Back2Two · 14/07/2012 18:53

This reply has been withdrawn

This has been withdrawn due to privacy concerns

lovechoc · 14/07/2012 18:57

"that is what i cant stand, the sneering contemptness for those that are happy and actually enjoy doing jobs she thinks are so unworthy. yet they NEED to be done, and she may well need someone to do it for her when she is old!"

This is really the point I've been making pages ago on this thread.....Xenia doesn't think much of those who work in low paid jobs but at the end of the day when she's elderly, who will be wiping her behind for her? Yep, that low paid worker...Even if it was a private carer looking after her, she'd still be deemed as low status. Bin men do a fabulous job and you hardly hear of vacancies for this kind of job, there are hardly any! What does that say about the type of work? It suits people who are just wanting to do the work and get paid. They aren't interested in high salaries! Not everyone male or female aspires to great careers!!! And they should be highly respected if they choose to do a job like cleaning toilet, emptying bins, nursing patients, teaching children, etc. All are valued jobs in society, and not everyone is suited to working at the 'top'. Thank goodness for that.
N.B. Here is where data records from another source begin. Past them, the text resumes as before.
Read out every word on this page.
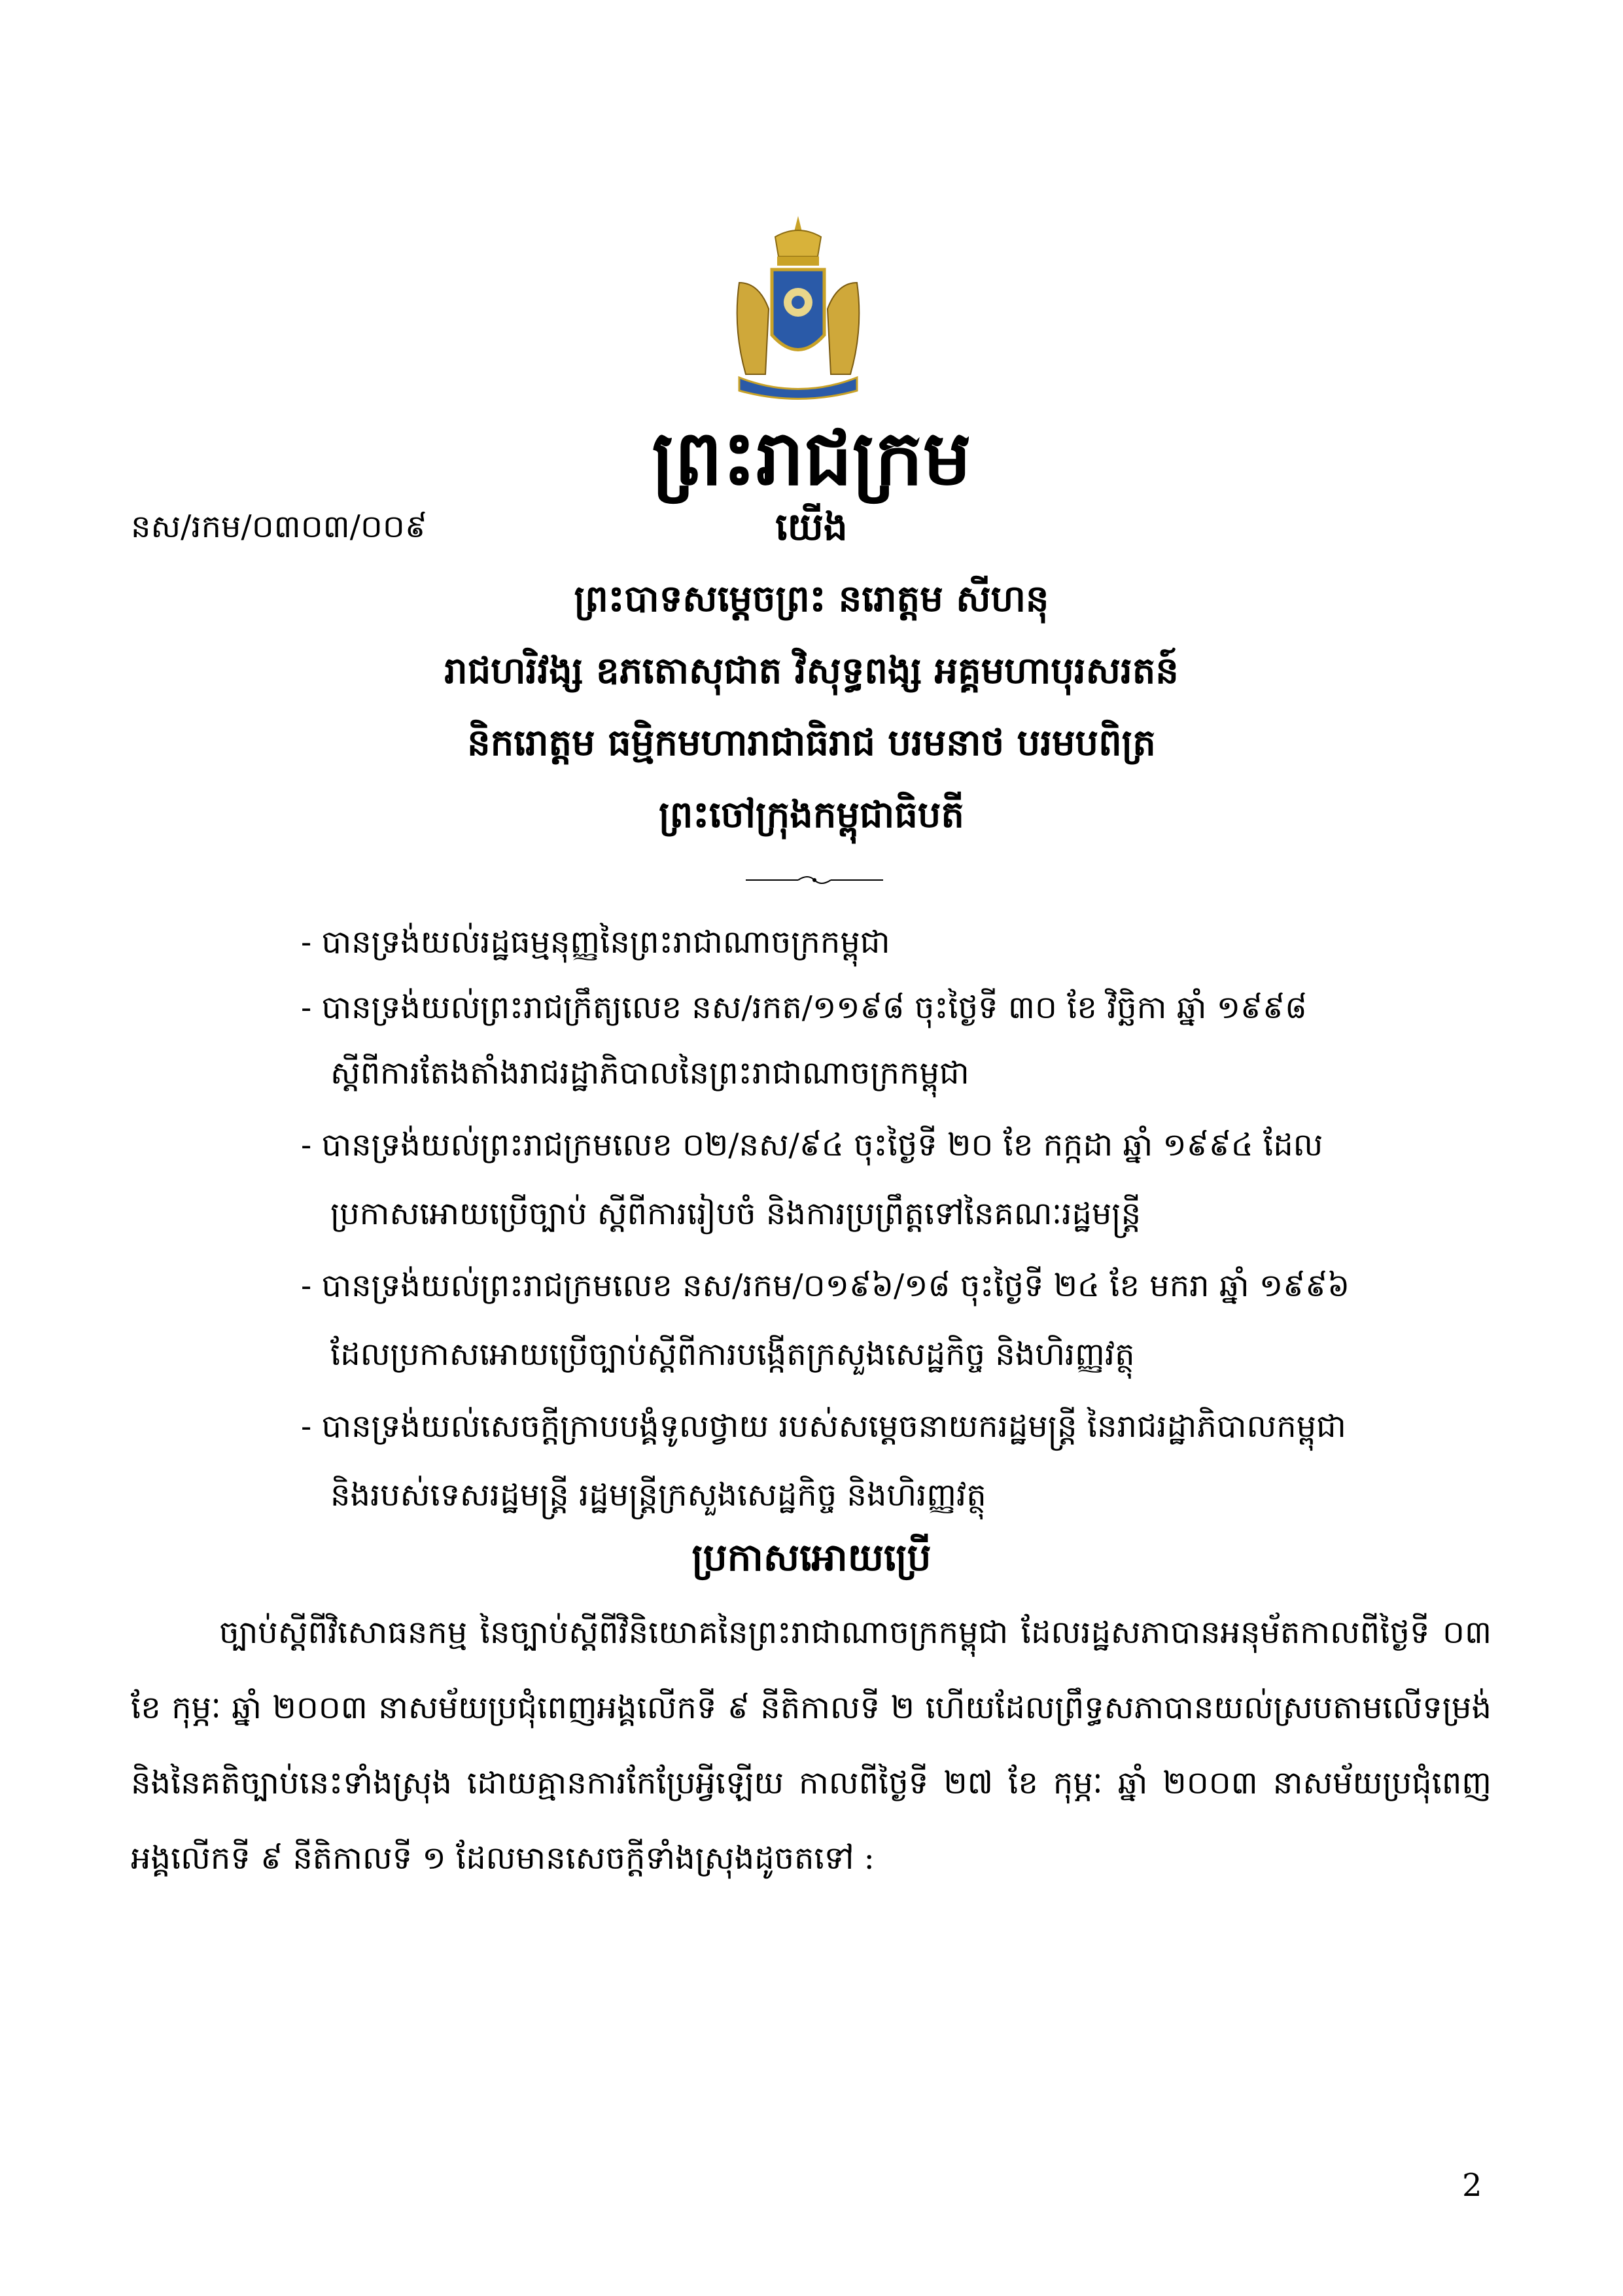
ព្រះរាជក្រម
នស/រកម/០៣០៣/០០៩	យើង
ព្រះបាទសម្តេចព្រះ នរោត្តម សីហនុ
រាជហរិវង្ស ឧភតោសុជាត វិសុទ្ធពង្ស អគ្គមហាបុរសរតន៍
និករោត្តម ធម្មិកមហារាជាធិរាជ បរមនាថ បរមបពិត្រ
ព្រះចៅក្រុងកម្ពុជាធិបតី
- បានទ្រង់យល់រដ្ឋធម្មនុញ្ញនៃព្រះរាជាណាចក្រកម្ពុជា
- បានទ្រង់យល់ព្រះរាជក្រឹត្យលេខ នស/រកត/១១៩៨ ចុះថ្ងៃទី ៣០ ខែ វិច្ឆិកា ឆ្នាំ ១៩៩៨
ស្តីពីការតែងតាំងរាជរដ្ឋាភិបាលនៃព្រះរាជាណាចក្រកម្ពុជា
- បានទ្រង់យល់ព្រះរាជក្រមលេខ ០២/នស/៩៤ ចុះថ្ងៃទី ២០ ខែ កក្កដា ឆ្នាំ ១៩៩៤ ដែល
ប្រកាសអោយប្រើច្បាប់ ស្តីពីការរៀបចំ និងការប្រព្រឹត្តទៅនៃគណៈរដ្ឋមន្ត្រី
- បានទ្រង់យល់ព្រះរាជក្រមលេខ នស/រកម/០១៩៦/១៨ ចុះថ្ងៃទី ២៤ ខែ មករា ឆ្នាំ ១៩៩៦
ដែលប្រកាសអោយប្រើច្បាប់ស្តីពីការបង្កើតក្រសួងសេដ្ឋកិច្ច និងហិរញ្ញវត្ថុ
- បានទ្រង់យល់សេចក្តីក្រាបបង្គំទូលថ្វាយ របស់សម្តេចនាយករដ្ឋមន្ត្រី នៃរាជរដ្ឋាភិបាលកម្ពុជា
និងរបស់ទេសរដ្ឋមន្ត្រី រដ្ឋមន្ត្រីក្រសួងសេដ្ឋកិច្ច និងហិរញ្ញវត្ថុ
ប្រកាសអោយប្រើ
ច្បាប់ស្តីពីវិសោធនកម្ម នៃច្បាប់ស្តីពីវិនិយោគនៃព្រះរាជាណាចក្រកម្ពុជា ដែលរដ្ឋសភាបានអនុម័តកាលពីថ្ងៃទី ០៣
ខែ កុម្ភៈ ឆ្នាំ ២០០៣ នាសម័យប្រជុំពេញអង្គលើកទី ៩ នីតិកាលទី ២ ហើយដែលព្រឹទ្ធសភាបានយល់ស្របតាមលើទម្រង់
និងនៃគតិច្បាប់នេះទាំងស្រុង ដោយគ្មានការកែប្រែអ្វីឡើយ កាលពីថ្ងៃទី ២៧ ខែ កុម្ភៈ ឆ្នាំ ២០០៣ នាសម័យប្រជុំពេញ
អង្គលើកទី ៩ នីតិកាលទី ១ ដែលមានសេចក្តីទាំងស្រុងដូចតទៅ :
2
blueshoes · 14/07/2012 18:59

BacktoTwo, go to the relationship boards to see how many women did not see their husband's affairs coming. And how many ended up literally carrying the baby.

Maybe SAHM-ing isn't that clever a choice then?

amillionyears · 14/07/2012 19:01

blueshoes,Im not dependent or entrapped either.

metabilis3,yes I earwigged music lessons,no I did not do or research their homework,yes I have helped them research their career paths.As I write this,i am in the middle of helping a DS with his PhD application.All my children live independently for the majority of the year so apart from moving houses several times a year between them because they keep progressing with their jobs,not much else I do for them that I can think of.

blueshoes · 14/07/2012 19:03

Lovechoc, Xenia has already explained it earlier but I will paraphrase.

Even if everyone aimed for the top job, not everyone has the intelligence or stamina or drive to do it. As I am sure all our offspring are blessed with good genes and stable homes, you would expect all our dds to at least have more ambition for themselves and go for the stretch in the workplace, rather than opt out to a leisurely life of domesticity and parenting at home.